I'm assuming you are talking about programming language constructs, although the same thinking applies to tables/views. These are understood to involve quantities of items and table names are consequently often singlular (Customer, Order, Item) even though they store multiple rows. Many-to-Many Mapping tables are usually compounds of the entities being related, e.g. relating orders to items - OrderItem. In my experience, using plurals for table names makes the SQL difficult to read.
To sum up, I would avoid plural froms as they make reading harder. There are sure to be cases where they are unavoidable - where using the plural form is more readable than creating a huge name of nested entities and collections, but these are the exception than the rule.
What are the general rules, I should follow?
Make it Clear -- for both visual and aural thinkers.
Make it Specific but Accurate.
Make it pass the "crowded room" or "emergency phone call" test.
To illustrate with the SetsUnion example:
"SetsUnion" is right out; It's easily confused for a typo and speaking it (even in your head) will confuse it for "Set's Union" (Or worse).
The plural is also implied, so the 2nd 's' is redundant.
SetUnion is better but still ambiguous.
UnionOfSets is clearer and should be the bare minimum standard.
But all of these, so far, are uselessly vague (unless you are working with pure mathematical theory).
The term really should be specific. For example, "Red cars", "Programmers who spent too much time on esoterica", etc.
These are all unions of sets, but they tell you something useful. ;-)
.
Finally, Phil Factor had the right of it. To paraphrase:
Can you shout a (term) out across a crowded room and have it keyed in, and successfully (used), by a listener at the other side?
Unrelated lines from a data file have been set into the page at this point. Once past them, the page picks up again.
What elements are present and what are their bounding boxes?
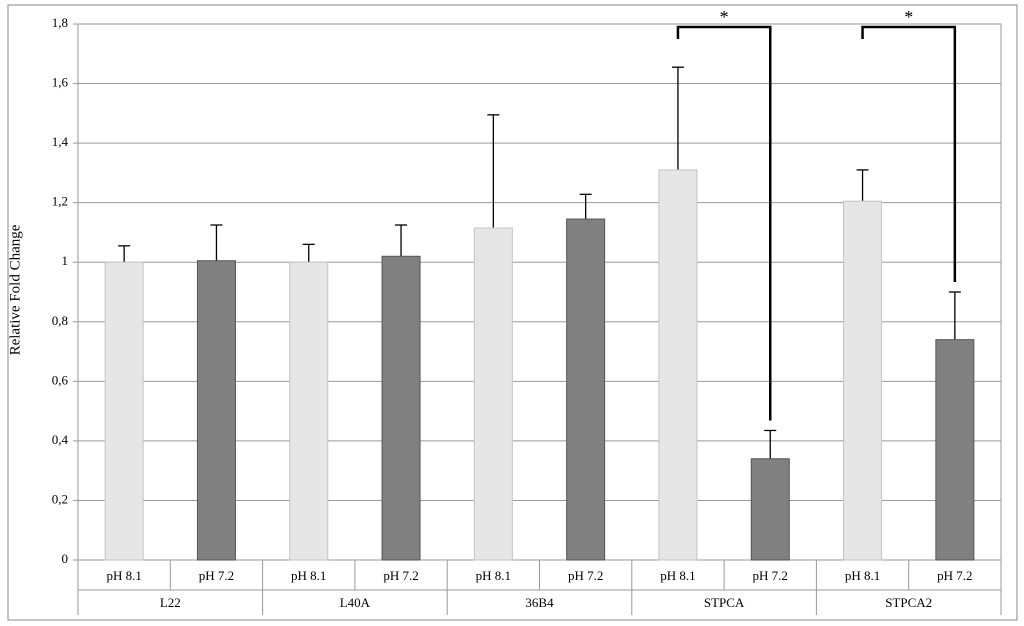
y-tick-label: 1,6 <box>52 75 69 90</box>
x-tick-label: pH 8.1 <box>106 568 141 583</box>
significance-label: * <box>720 7 729 27</box>
bar <box>658 169 698 561</box>
bar <box>104 261 144 561</box>
bar <box>750 458 790 561</box>
bar <box>566 218 606 561</box>
bar <box>196 260 236 561</box>
chart-frame <box>7 4 1018 621</box>
y-tick-label: 0,6 <box>52 372 69 387</box>
x-tick-label: pH 7.2 <box>199 568 234 583</box>
bar <box>289 261 329 561</box>
y-tick-label: 1,8 <box>52 15 68 30</box>
x-tick-label: pH 7.2 <box>753 568 788 583</box>
significance-bracket <box>676 25 772 421</box>
bar <box>843 200 883 561</box>
y-tick-label: 0,8 <box>52 313 68 328</box>
y-tick-label: 0,2 <box>52 491 68 506</box>
group-label: 36B4 <box>525 595 554 610</box>
x-tick-label: pH 7.2 <box>568 568 603 583</box>
significance-label: * <box>904 7 913 27</box>
significance-bracket <box>861 25 957 282</box>
x-tick-label: pH 8.1 <box>291 568 326 583</box>
group-label: STPCA2 <box>885 595 932 610</box>
y-tick-label: 0,4 <box>52 432 69 447</box>
y-tick-label: 0 <box>62 551 69 566</box>
group-label: L40A <box>340 595 371 610</box>
bar <box>935 339 975 561</box>
group-label: STPCA <box>704 595 745 610</box>
x-tick-label: pH 8.1 <box>845 568 880 583</box>
group-label: L22 <box>160 595 181 610</box>
y-tick-label: 1 <box>62 253 69 268</box>
x-tick-label: pH 7.2 <box>937 568 972 583</box>
bar <box>381 255 421 561</box>
x-tick-label: pH 8.1 <box>476 568 511 583</box>
bar <box>473 227 513 561</box>
y-tick-label: 1,2 <box>52 194 68 209</box>
y-axis-label: Relative Fold Change <box>7 224 23 355</box>
x-tick-label: pH 7.2 <box>383 568 418 583</box>
x-tick-label: pH 8.1 <box>660 568 695 583</box>
y-tick-label: 1,4 <box>52 134 69 149</box>
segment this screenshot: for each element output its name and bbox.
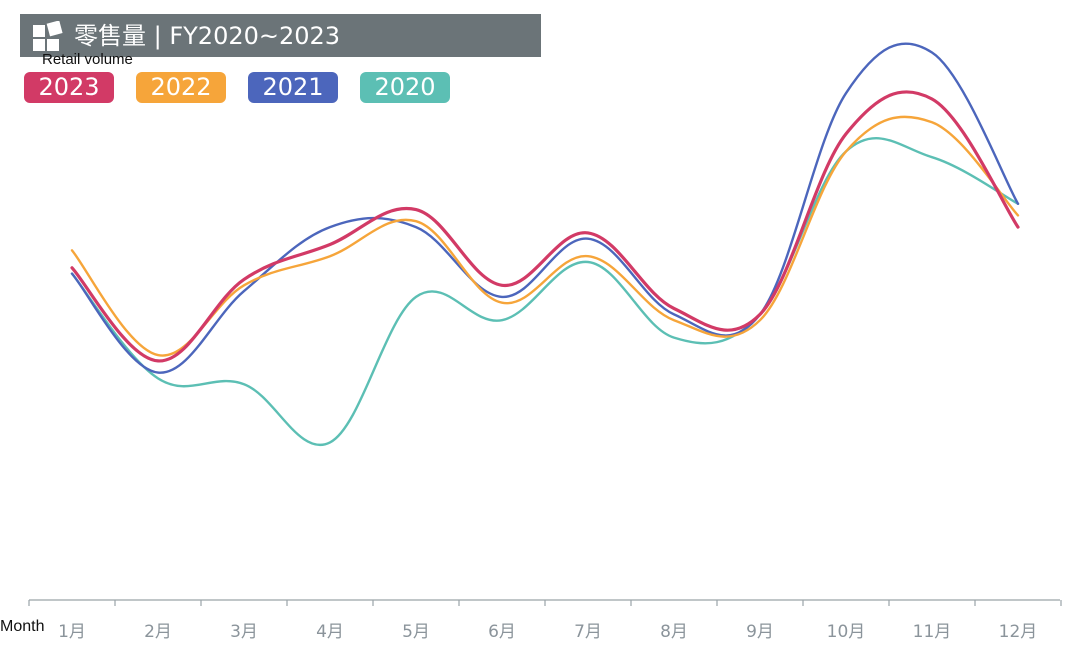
series-line-2022 [70, 115, 1020, 357]
x-tick-label: 12月 [999, 622, 1038, 642]
x-tick-label: 8月 [660, 622, 688, 642]
legend-item-2021[interactable]: 2021 [248, 72, 338, 103]
x-tick-label: 7月 [574, 622, 602, 642]
series-line-2023 [70, 90, 1020, 363]
x-tick-label: 11月 [913, 622, 952, 642]
series-lines [70, 42, 1020, 446]
x-axis: 1月 2月 3月 4月 5月 6月 7月 8月 9月 10月 11月 12月 [28, 599, 1062, 642]
legend-item-2022[interactable]: 2022 [136, 72, 226, 103]
x-tick-label: 6月 [488, 622, 516, 642]
chart-title: 零售量 | FY2020~2023 [74, 22, 341, 50]
series-line-2020 [70, 137, 1020, 446]
legend-item-2020[interactable]: 2020 [360, 72, 450, 103]
x-tick-label: 3月 [230, 622, 258, 642]
x-tick-label: 10月 [827, 622, 866, 642]
legend-item-2023[interactable]: 2023 [24, 72, 114, 103]
x-tick-label: 4月 [316, 622, 344, 642]
x-tick-label: 1月 [58, 622, 86, 642]
x-axis-label: Month [0, 618, 45, 635]
x-tick-label: 2月 [144, 622, 172, 642]
title-bar: 零售量 | FY2020~2023 [20, 14, 541, 57]
x-tick-label: 5月 [402, 622, 430, 642]
series-line-2021 [70, 42, 1020, 374]
brand-logo-icon [33, 21, 63, 51]
x-tick-label: 9月 [746, 622, 774, 642]
y-axis-label: Retail volume [42, 51, 133, 68]
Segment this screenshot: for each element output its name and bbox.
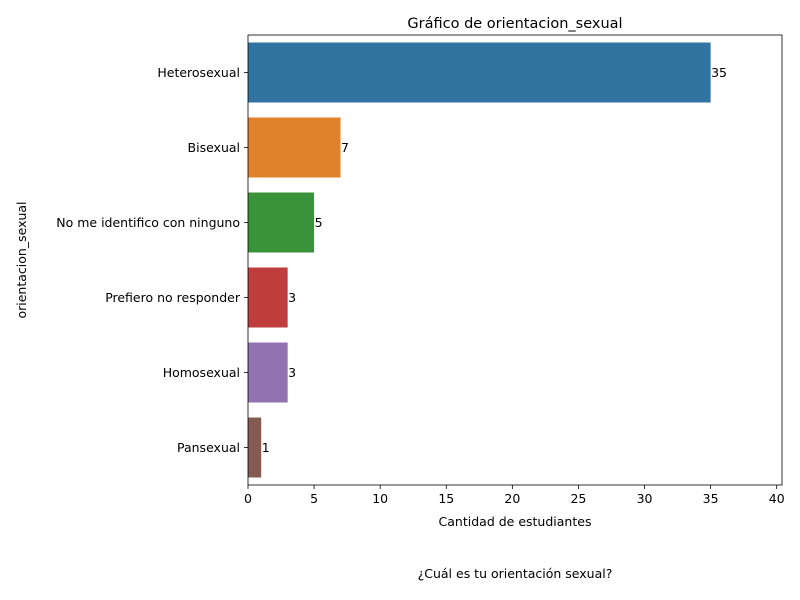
x-tick-label: 20 xyxy=(504,491,520,506)
x-tick-label: 0 xyxy=(244,491,252,506)
y-tick-label: Bisexual xyxy=(188,140,240,155)
x-tick-label: 15 xyxy=(438,491,454,506)
y-tick-label: Pansexual xyxy=(177,440,240,455)
x-tick-label: 5 xyxy=(310,491,318,506)
bar-1 xyxy=(248,117,341,178)
x-tick-label: 30 xyxy=(637,491,653,506)
value-label: 3 xyxy=(288,365,296,380)
y-tick-label: No me identifico con ninguno xyxy=(56,215,240,230)
value-label: 7 xyxy=(341,140,349,155)
plot-frame xyxy=(247,34,783,486)
value-label: 3 xyxy=(288,290,296,305)
value-label: 35 xyxy=(711,65,727,80)
value-label: 5 xyxy=(315,215,323,230)
bar-4 xyxy=(248,342,288,403)
value-labels: 35 7 5 3 3 1 xyxy=(262,65,727,455)
value-label: 1 xyxy=(262,440,270,455)
y-axis-label: orientacion_sexual xyxy=(14,201,29,318)
bar-2 xyxy=(248,192,315,253)
bar-5 xyxy=(248,417,262,478)
x-tick-label: 10 xyxy=(372,491,388,506)
x-tick-label: 35 xyxy=(703,491,719,506)
y-tick-label: Heterosexual xyxy=(157,65,240,80)
x-axis-label: Cantidad de estudiantes xyxy=(439,514,592,529)
bar-0 xyxy=(248,42,711,103)
bar-3 xyxy=(248,267,288,328)
x-axis-ticks: 0 5 10 15 20 25 30 35 40 xyxy=(244,485,785,506)
y-tick-label: Prefiero no responder xyxy=(105,290,241,305)
question-caption: ¿Cuál es tu orientación sexual? xyxy=(417,566,613,581)
x-tick-label: 25 xyxy=(570,491,586,506)
y-tick-labels: Heterosexual Bisexual No me identifico con… xyxy=(56,65,248,455)
y-tick-label: Homosexual xyxy=(163,365,240,380)
chart-title: Gráfico de orientacion_sexual xyxy=(407,16,622,32)
bars-group xyxy=(248,42,711,478)
x-tick-label: 40 xyxy=(769,491,785,506)
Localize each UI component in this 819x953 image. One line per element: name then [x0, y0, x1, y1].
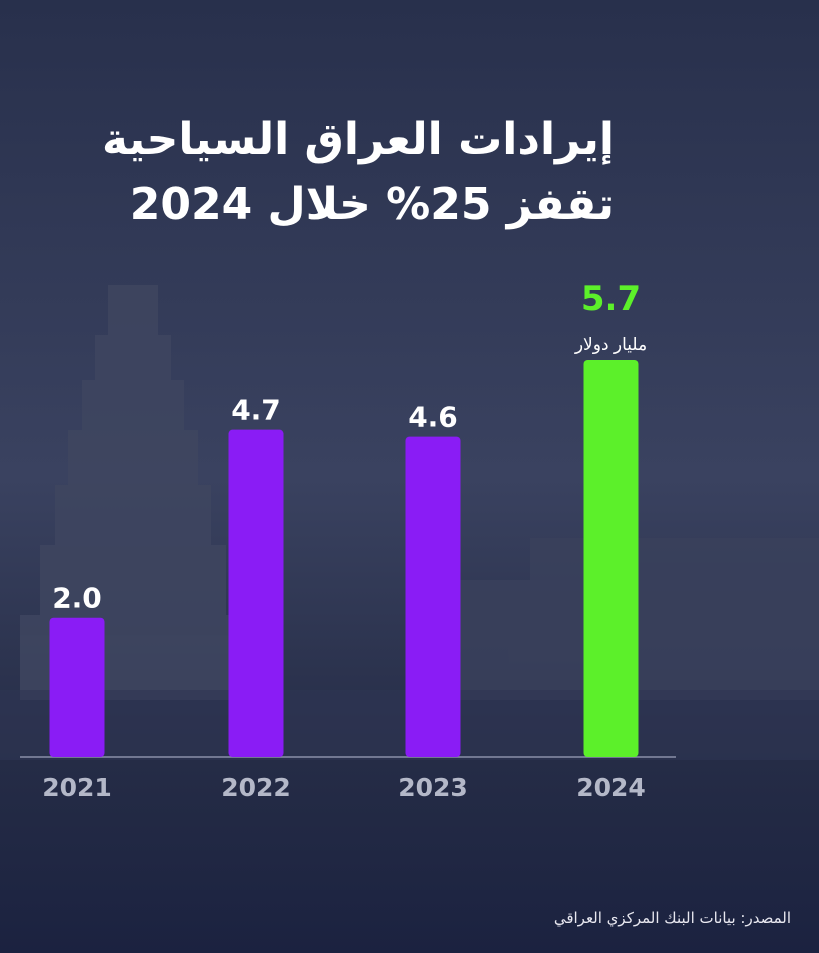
source-note: المصدر: بيانات البنك المركزي العراقي — [553, 909, 791, 927]
x-tick-label: 2022 — [221, 773, 291, 802]
chart-title: إيرادات العراق السياحية — [101, 114, 614, 165]
x-tick-label: 2021 — [42, 773, 112, 802]
bar-2023 — [405, 436, 461, 757]
building-silhouette — [460, 538, 819, 700]
unit-label: مليار دولار — [574, 335, 647, 355]
value-label: 5.7 — [581, 279, 641, 319]
value-label: 2.0 — [52, 582, 102, 615]
bar-2024 — [583, 360, 639, 757]
bar-2022 — [228, 429, 284, 757]
x-tick-label: 2023 — [398, 773, 468, 802]
chart-subtitle: تقفز 25% خلال 2024 — [129, 179, 614, 230]
x-tick-label: 2024 — [576, 773, 646, 802]
value-label: 4.7 — [231, 394, 281, 427]
bar-2021 — [49, 617, 105, 757]
value-label: 4.6 — [408, 401, 458, 434]
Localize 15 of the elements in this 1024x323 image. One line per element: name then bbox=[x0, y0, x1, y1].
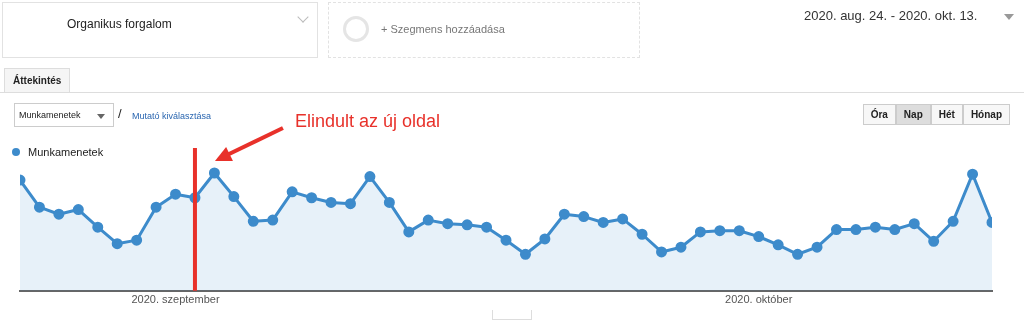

Try yelling, "SetsUnion," or even, "UnionOfSets," across a packed Irish bar. ;-)
1) i would use SetUnion and SegmentIntersection because i think in this case the plurality is implied anyway and it just looks nicer that way.
2) again, i would use FilterOutputs and VectorDirections, for the same reason. you could always use MultipleFilterOutputs if you want to be more specific.
but ultimately it's entirely down to your personal preference.
I think that while general naming conventions and consistency are important, but in a very very tight/tricky algorithm, clarity should trump convention. If it helps, use veryLongAndDescriptiveIdentifiers.
What's wrong with Union()?
Moreover, "union of sets" turns into "sets' union" (the two sets' union is ...); I'm sure I'm not the only person who's okay with CamelCase but not CamelsCaseMinusApostrophes. If it needs an apostrophe to make sense, don't use it. Set.Union() reads exactly like "union of set(s)".
Mathematations will also say "the (set) union of A and B", or rarely "A and B's (set) union". "The sets' union of A and B" makes no sense!
Most people will also see Vector[] vectors and Directions[] vectorDirections and assume that vectors[i] corresponds to vectorDirections[i]. If things really get ambiguous, I use something like vector_by_index and vectorDirection_by_index. Then you can have Map<Filter,Output> output_by_filter or Map<Filter,Output[]> outputs_by_filter, which makes it very obvious what the key is (this is very important in Objective-C where it's completely non-obvious what type the keys or values are).
If you really want, you can add an s and get vectors_by_index, but then consistency gives you the silly outputss_by_filter.
The right thing is, of course, something like struct FilterState { Filter filter; Output[] outputs; }; FilterState[] filterStates;.
I'd suggest singular for the first word: SetUnion, VectorDirections, etc.
Do a quick class search in your IDE, for: Strings*, Sets*, Vectors*, Collections*
Anyway, whatever you choose, be consistent throughout the whole application.